- It works if your court is in Maine: “Motion to Continue Because of Moose Attack” [Lowering the Bar]
- “John Bolton is Right About the International Criminal Court” [Jeremy Rabkin, Weekly Standard, earlier]
- No kidding. “Unintended Impact: Detroit Crackdown on Landlords Could Boost Rents” [Deadline Detroit; Violet Ikonomova, Metro Times]
- Advocacy groups “were focused on food deserts ‘because access was a social justice issue. It wasn’t based on evidence because there wasn’t any evidence.'” [Tamar Haspel, Washington Post]
- “Good moral character” prerequisites for holding licenses are vague and subjective even in ordinary times, and should not be pressed into surrogate use against political foes [Jonathan Haggerty and C. Jarrett Dieterle, R Street Institute]
- California fisheries and Chevron deference: “An Otter Travesty by the Administrative State” [Ilya Shapiro on Cato cert amicus petition in California Sea Urchin Commission v. Combs]
7 Comments
I would also work in Alaska. In fact, it would probably work better in Alaska.

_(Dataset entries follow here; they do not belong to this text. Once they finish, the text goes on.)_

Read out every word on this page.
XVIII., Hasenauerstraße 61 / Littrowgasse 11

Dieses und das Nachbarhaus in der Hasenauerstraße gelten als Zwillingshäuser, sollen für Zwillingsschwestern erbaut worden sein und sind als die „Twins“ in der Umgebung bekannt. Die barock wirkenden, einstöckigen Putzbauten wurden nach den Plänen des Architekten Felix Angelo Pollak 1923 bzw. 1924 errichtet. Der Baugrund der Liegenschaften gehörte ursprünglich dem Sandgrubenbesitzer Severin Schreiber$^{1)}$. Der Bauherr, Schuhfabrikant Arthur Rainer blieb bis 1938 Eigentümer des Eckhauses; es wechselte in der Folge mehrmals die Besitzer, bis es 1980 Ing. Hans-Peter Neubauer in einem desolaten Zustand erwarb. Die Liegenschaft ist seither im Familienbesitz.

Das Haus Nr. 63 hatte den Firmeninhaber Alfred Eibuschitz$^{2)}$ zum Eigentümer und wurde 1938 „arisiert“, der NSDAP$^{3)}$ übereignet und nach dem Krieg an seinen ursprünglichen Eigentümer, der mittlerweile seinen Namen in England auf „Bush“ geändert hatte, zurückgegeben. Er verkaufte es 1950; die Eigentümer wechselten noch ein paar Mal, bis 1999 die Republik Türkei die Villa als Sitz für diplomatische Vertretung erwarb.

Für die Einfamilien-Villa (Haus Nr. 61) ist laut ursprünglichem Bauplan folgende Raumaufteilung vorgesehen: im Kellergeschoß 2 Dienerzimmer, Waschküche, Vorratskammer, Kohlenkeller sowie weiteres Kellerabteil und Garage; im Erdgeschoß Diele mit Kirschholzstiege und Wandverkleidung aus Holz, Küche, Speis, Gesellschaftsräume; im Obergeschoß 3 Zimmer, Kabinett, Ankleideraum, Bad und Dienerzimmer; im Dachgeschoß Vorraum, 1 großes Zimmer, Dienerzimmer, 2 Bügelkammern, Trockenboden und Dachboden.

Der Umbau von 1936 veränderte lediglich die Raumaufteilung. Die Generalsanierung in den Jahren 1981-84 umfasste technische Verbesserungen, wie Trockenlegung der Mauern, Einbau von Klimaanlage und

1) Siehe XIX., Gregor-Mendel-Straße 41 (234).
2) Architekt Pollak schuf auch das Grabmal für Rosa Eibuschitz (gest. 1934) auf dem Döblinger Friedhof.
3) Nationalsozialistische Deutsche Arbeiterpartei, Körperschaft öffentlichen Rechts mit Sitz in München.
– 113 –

“good moral character” is a problem, but the courts will be loath to say so, as the entry to the bar is predicated on it.
Exit, pursued by a bear…
Food deserts–
Like the author of the WP article, I see a supermarket as a major enhancement to a neighborhood, even if obesity claims do not hold up.
If a supermarket can’t operate profitably in a given neighborhood, are you willing to spend your own life savings to keep it open?
I love that the prosecutor who didn’t oppose the moose attack motion was named “Toff Toffolon”.
I find it ironic that the same people who are whining about “food deserts” are the same people who want to block Walmart from opening stores in the inner cities.
MattS,
I live near Pittsburgh. There are areas where companies have been pressured to open supermarkets, only to have to close them due to robberies and retail theft making them unprofitable. If they have a security presence then they are labeled as racist. The attitude is that they are big corporations they can absorb the losses.
Wasn’t there some articles on here a few years ago about people not wanting the local police to respond to retail theft incidents at Walmarts? Something about it costing the local municipalities too much money for the police to respond.